Driving while pregnant
If you're expecting a baby, you might be wondering what implications this has on your driving. Is it safe to get behind the wheel when pregnant? At what point during your pregnancy should you stop driving altogether?
The bottom line is that driving during pregnancy should be absolutely fine, as long as you're not suffering from any symptoms that could affect your safety on the road – like dizziness, nausea or extreme fatigue.
Can you still drive when pregnant?
Every mother-to-be's pregnancy journey is different, but most expectant women feel happy and comfortable driving as normal.
Before every car journey, ask yourself: do I feel well enough to drive? As the Baby Centre explains, many women experience nausea and fatigue during the first trimester – if you're one of them, then you should only drive when you feel alert and well-rested.
How long can you drive when pregnant?
There's no cut-off date for when you should give up driving. But it's important to assess whether you still feel safe enough to drive when your mobility starts to be affected during the latter stages of your pregnancy.
If, for example, your bump is making it difficult to get in and out of the car, reach the steering wheel with ease or pull certain manoeuvres, these are all signs that it's time to give up driving for the time being.
What about driving long distances while pregnant?
It's best to keep long car journeys to a minimum, unless absolutely necessary. This is because long periods of time spent in a car could cause swollen feet or ankles and leg cramp. Plus, it's likely you'll need to stop for a lot of loo breaks!
How can I drive comfortably while pregnant?
If you need to make a long car journey, or simply want to make sure you stay comfy during every drive, here are some tips:
- If it's a long journey, see if someone is willing to split the driving with you (making sure they're insured to drive your car).
- Stop at least once an hour to stretch your legs and get some fresh air (no doubt you'll need to visit the toilet anyway).
- Achy or swollen feet and ankles? There are stretches that can help – flex your foot, rotate your ankle and wiggle your toes!

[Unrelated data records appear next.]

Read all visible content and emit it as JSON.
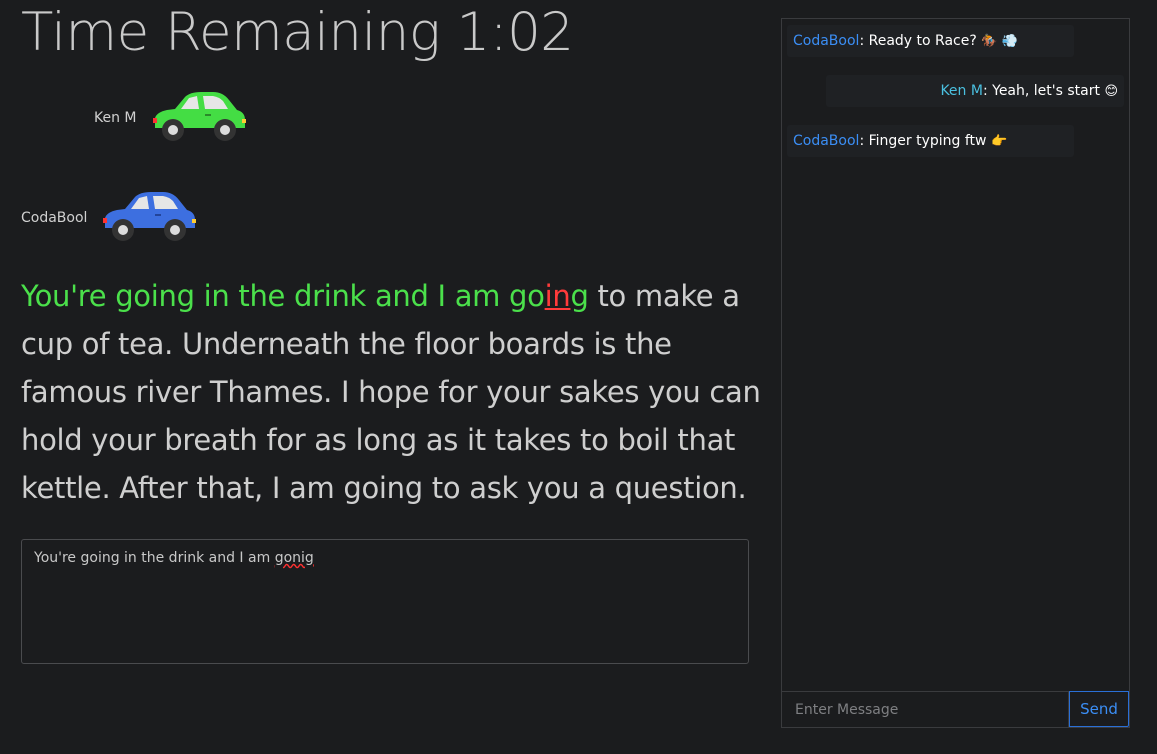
{
  "timer": {
    "label": "Time Remaining 1:02"
  },
  "racers": [
    {
      "name": "Ken M",
      "car_color": "#44dd44"
    },
    {
      "name": "CodaBool",
      "car_color": "#3d6fe0"
    }
  ],
  "passage": {
    "typed_correct": "You're going in the drink and I am go",
    "typed_error": "in",
    "typed_after": "g",
    "remaining": " to make a cup of tea. Underneath the floor boards is the famous river Thames. I hope for your sakes you can hold your breath for as long as it takes to boil that kettle. After that, I am going to ask you a question."
  },
  "input": {
    "text_before": "You're going in the drink and I am ",
    "text_misspelled": "gonig"
  },
  "chat": {
    "messages": [
      {
        "author": "CodaBool",
        "text": "Ready to Race?",
        "emoji": "🏇 💨"
      },
      {
        "author": "Ken M",
        "text": "Yeah, let's start",
        "emoji": "😊"
      },
      {
        "author": "CodaBool",
        "text": "Finger typing ftw",
        "emoji": "👉"
      }
    ],
    "input_placeholder": "Enter Message",
    "send_label": "Send"
  },
  "colors": {
    "correct": "#4be04b",
    "error": "#ff3b3b",
    "accent": "#3b8ef5"
  }
}
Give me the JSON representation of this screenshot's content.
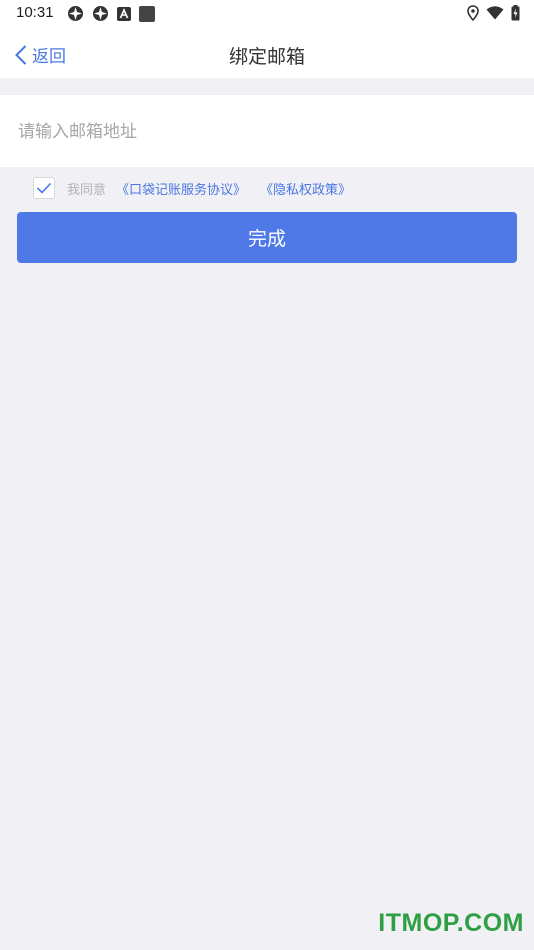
{
  "status_bar": {
    "time": "10:31",
    "left_icons": [
      "notification-icon",
      "notification-icon",
      "app-icon",
      "square-icon"
    ],
    "right_icons": [
      "location-icon",
      "wifi-icon",
      "battery-icon"
    ]
  },
  "nav": {
    "back_label": "返回",
    "title": "绑定邮箱"
  },
  "form": {
    "email_placeholder": "请输入邮箱地址",
    "email_value": "",
    "agree_checked": true,
    "agree_text": "我同意",
    "service_link": "《口袋记账服务协议》",
    "privacy_link": "《隐私权政策》",
    "submit_label": "完成"
  },
  "watermark": "ITMOP.COM",
  "colors": {
    "accent": "#4a77e4",
    "button": "#5079e8",
    "background": "#f0f0f5",
    "watermark": "#2ea043"
  }
}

- Pack a bag with a couple of bottles of water and some healthy snacks to keep your energy levels up during the drive.
- Wear comfortable clothes and shoes – you don't want a waistband digging in and distracting you.
- Consider storing some pregnancy-safe motion sickness tablets in your glovebox, just in case you feel nauseous (pull over in a safe place if this happens).
- Don't make the journey if you don't feel up for it – even if you think it's an essential trip, it's simply not worth risking the safety of you and your unborn baby.
Do I need to wear a seatbelt when pregnant?
Yes – you still need to wear a seatbelt when you're pregnant. As the Gov.UK website explains, the only time you don't need to wear one is if your doctor says you don't have to due to medical reasons. In this case, you'll be given a ‘Certificate of Exemption from Compulsory Seat Belt Wearing,' which must be kept in your vehicle at all times. The police will ask to see if it you get pulled over for not wearing a belt.
The NCT website shares some useful tips on wearing a seatbelt when pregnant:
- Always wear a three-point seatbelt.
- Place the shoulder belt over the shoulder, collarbone and down across the chest, between the breasts.
- Keep the lap belt as low as possible under your bump.
- Adjust the seatbelt so it fits as comfortably as possible, and the seat too if necessary.
Should you turn the airbag off when pregnant?
Airbags will protect you and your unborn baby if you're involved in an accident, so don't turn them off. This is provided you're wearing your seatbelt properly, by following the tips listed above.
While airbags are considered safe, you might want to move your seat back and tilt it so there's more distance between your bump and the wheel. Just make sure you can still reach the wheel easily (a cushion can be used to raise you a little higher).
Do I need to tell my insurer I'm pregnant?
You shouldn't need to tell your insurer you're pregnant. The only thing you need to be aware of is if you have a c-section, doctors will usually suggest you don't drive for around six weeks. It's important you follow their advice.
Where should a pregnant woman sit in a car?
If you're a passenger in a car, sitting in one of the back seats may be better than the front passenger seat. UK road traffic collision data cited by Road Safety GB shows that it's safer to sit in the back. Children under 12 years should definitely be confined to the rear seats.
The NHS suggests that pregnant women should avoid long car journeys if possible and if they're travelling over 4 hours, to wear compression socks to aid circulation in the legs.
What should you do if you're involved in an accident?
If you're involved in an accident – even a minor one – it's really important to get yourself checked over by a doctor.
It's possible for a sudden jolt to cause issues, like a partially-separated placenta. If you're in pain, start to bleed or have contractions after the accident, see a doctor straight away. Make sure you tell the doctor if you're in a rhesus negative blood group, because you might need an anti-D injection.
Also bear in mind that you'll need to report the accident to the police as well as your insurance provider.